One more stack trace:
#0 0x00007f7d04b6950f in abort () from ./lib/x86_64-linux-gnu/libc.so.6
#1 0x00005ad5fbc442f8 in flb_signal_handler (signal=<optimized out>) at /src/fluent-bit/src/fluent-bit.c:602
#2 <signal handler called>
#3 ares_array_len (arr=0x747379732d656275) at /src/fluent-bit/lib/c-ares-1.34.4/src/lib/dsa/ares_array.c:64
#4 0x00005ad5fc0adace in ares_dns_record_query_cnt (dnsrec=dnsrec@entry=0x7f7ced6595e8)
at /src/fluent-bit/lib/c-ares-1.34.4/src/lib/record/ares_dns_record.c:249
#5 0x00005ad5fc0a02f0 in same_questions (arec=<optimized out>, query=0x7f7ced20a280) at /src/fluent-bit/lib/c-ares-1.34.4/src/lib/ares_process.c:1279
#6 process_answer (now=0x7f7cee836530, conn=0x7f7ced20f1e0, alen=<optimized out>, abuf=<optimized out>, channel=0x7f7ced26a000)
at /src/fluent-bit/lib/c-ares-1.34.4/src/lib/ares_process.c:740
#7 read_answers (now=0x7f7cee836530, conn=<optimized out>) at /src/fluent-bit/lib/c-ares-1.34.4/src/lib/ares_process.c:553
#8 process_read (now=0x7f7cee836530, read_fd=<optimized out>, channel=0x7f7ced26a000) at /src/fluent-bit/lib/c-ares-1.34.4/src/lib/ares_process.c:587
#9 ares_process_fds_nolock (channel=channel@entry=0x7f7ced26a000, events=events@entry=0x7f7cee8365c0, nevents=nevents@entry=1, flags=flags@entry=0)

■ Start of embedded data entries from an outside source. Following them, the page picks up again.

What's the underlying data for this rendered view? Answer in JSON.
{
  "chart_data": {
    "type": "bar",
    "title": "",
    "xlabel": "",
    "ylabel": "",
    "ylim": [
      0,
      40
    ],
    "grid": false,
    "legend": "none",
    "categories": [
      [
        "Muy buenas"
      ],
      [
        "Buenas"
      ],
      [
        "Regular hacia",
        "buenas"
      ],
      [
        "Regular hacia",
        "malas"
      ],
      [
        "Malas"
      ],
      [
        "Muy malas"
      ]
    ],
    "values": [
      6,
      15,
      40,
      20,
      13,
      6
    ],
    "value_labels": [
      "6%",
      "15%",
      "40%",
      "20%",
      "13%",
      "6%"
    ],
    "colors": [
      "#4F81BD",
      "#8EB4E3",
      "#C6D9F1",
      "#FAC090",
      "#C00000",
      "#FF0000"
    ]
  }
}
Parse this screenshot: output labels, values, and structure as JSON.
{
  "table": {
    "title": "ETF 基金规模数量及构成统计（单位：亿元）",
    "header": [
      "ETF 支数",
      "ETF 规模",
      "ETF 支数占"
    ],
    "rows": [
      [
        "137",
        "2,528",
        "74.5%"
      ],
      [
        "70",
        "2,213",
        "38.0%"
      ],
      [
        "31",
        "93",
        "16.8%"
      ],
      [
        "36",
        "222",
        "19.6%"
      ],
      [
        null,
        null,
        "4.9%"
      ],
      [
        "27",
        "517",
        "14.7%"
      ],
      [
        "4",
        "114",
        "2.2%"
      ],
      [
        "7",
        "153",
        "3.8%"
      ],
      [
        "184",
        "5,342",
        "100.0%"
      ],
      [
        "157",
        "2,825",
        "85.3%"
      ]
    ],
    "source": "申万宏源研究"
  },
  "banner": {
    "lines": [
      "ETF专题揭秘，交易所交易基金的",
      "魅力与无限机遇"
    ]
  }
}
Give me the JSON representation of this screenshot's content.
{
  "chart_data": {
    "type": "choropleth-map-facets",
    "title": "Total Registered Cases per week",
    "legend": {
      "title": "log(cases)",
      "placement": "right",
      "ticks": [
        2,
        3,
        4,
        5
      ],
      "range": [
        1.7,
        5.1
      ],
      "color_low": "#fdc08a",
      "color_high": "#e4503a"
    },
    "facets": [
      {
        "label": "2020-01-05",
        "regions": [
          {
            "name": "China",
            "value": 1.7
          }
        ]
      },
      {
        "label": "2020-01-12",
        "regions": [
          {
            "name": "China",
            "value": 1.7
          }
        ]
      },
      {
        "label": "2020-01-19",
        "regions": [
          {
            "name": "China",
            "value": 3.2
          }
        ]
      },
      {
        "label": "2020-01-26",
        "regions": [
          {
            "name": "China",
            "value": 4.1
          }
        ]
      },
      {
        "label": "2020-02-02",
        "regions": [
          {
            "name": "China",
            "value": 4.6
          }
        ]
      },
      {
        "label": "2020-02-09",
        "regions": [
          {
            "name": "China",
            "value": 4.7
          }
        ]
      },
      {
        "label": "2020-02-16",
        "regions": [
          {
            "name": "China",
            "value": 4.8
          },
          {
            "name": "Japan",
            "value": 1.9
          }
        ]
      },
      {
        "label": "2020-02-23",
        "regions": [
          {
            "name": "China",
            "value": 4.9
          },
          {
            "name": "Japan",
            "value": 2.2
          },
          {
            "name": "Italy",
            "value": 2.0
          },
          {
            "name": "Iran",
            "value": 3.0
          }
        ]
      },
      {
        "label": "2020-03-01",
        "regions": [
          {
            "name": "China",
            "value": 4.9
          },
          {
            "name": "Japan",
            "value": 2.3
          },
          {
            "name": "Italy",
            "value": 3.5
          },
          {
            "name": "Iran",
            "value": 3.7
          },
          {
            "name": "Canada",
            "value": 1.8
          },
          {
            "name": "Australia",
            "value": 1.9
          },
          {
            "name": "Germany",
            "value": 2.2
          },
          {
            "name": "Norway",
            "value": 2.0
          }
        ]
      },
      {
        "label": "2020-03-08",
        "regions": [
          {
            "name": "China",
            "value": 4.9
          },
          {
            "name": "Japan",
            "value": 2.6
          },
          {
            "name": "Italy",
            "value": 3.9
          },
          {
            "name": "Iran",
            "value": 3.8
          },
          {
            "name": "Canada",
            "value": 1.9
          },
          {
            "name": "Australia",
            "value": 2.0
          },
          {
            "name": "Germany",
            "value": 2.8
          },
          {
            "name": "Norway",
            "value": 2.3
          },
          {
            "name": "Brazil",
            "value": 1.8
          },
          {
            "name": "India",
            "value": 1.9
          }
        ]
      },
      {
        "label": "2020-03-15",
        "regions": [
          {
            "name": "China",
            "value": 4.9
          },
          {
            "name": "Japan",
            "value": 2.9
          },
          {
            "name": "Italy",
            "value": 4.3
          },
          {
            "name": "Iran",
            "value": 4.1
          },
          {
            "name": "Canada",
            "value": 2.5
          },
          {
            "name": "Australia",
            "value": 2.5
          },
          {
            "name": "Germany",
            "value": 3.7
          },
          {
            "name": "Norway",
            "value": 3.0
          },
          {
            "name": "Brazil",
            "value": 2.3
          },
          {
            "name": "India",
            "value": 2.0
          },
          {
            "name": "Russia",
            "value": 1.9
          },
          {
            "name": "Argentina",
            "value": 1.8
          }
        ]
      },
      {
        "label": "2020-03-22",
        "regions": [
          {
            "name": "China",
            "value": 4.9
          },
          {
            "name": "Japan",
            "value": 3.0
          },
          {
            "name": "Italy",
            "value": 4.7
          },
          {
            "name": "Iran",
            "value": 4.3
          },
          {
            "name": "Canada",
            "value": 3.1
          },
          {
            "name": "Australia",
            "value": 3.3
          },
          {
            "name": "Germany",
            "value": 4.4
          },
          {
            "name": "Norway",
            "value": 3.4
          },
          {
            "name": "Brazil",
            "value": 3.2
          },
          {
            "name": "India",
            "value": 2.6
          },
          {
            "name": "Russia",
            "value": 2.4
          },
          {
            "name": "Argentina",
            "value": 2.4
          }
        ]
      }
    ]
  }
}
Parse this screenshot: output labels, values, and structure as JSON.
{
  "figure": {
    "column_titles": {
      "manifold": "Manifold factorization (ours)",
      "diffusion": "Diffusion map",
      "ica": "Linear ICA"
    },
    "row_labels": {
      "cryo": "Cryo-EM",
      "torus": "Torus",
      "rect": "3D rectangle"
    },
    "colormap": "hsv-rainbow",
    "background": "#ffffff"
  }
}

at /src/fluent-bit/lib/c-ares-1.34.4/src/lib/ares_process.c:225
#10 0x00005ad5fc0a0ba9 in ares_process_fds_nolock (flags=0, nevents=1, events=0x7f7cee8365c0, channel=0x7f7ced26a000)
at /src/fluent-bit/lib/c-ares-1.34.4/src/lib/ares_process.c:260
#11 ares_process_fds (channel=0x7f7ced26a000, events=events@entry=0x7f7cee8365c0, nevents=1, flags=flags@entry=0)
at /src/fluent-bit/lib/c-ares-1.34.4/src/lib/ares_process.c:257
#12 0x00005ad5fc0a0c0c in ares_process_fd (channel=<optimized out>, read_fd=<optimized out>, write_fd=<optimized out>)
at /src/fluent-bit/lib/c-ares-1.34.4/src/lib/ares_process.c:284
#13 0x00005ad5fbcf0224 in flb_net_getaddrinfo_event_handler (arg=0x7f7ced2032a0) at /src/fluent-bit/src/flb_network.c:874
#14 0x00005ad5fbce706e in output_thread (data=0x7f7cf61b2600) at /src/fluent-bit/src/flb_output_thread.c:318
#15 0x00005ad5fbd00bee in step_callback (data=0x7f7d01ae9ac0) at /src/fluent-bit/src/flb_worker.c:43
#16 0x00007f7d04bcc1f5 in ?? () from ./lib/x86_64-linux-gnu/libc.so.6
#17 0x00007f7d04c4bb40 in clone () from ./lib/x86_64-linux-gnu/libc.so.6
Frame #3: ares_array_len (arr=0x747379732d656275), since it's x86 so 75 62 65 2d 73 79 73 74, which is "ube-syst" This 99% is a fragment of"kube-system"
Memory Overwrite: Fluent Bit allocated memory for a DNS array structure. (within c-ares)
Corruption: Another part of Fluent Bit (likely processing Kubernetes metadata or logs tagged with kube-system) wrote data into the wrong location, overwriting the DNS structure with the text "ube-syst".
Crash: When c-ares tried to read the length of its array (ares_array_len), it tried to use the text "ube-syst" as a memory address. Since that is not a valid memory location, the CPU triggered a segmentation fault (abort).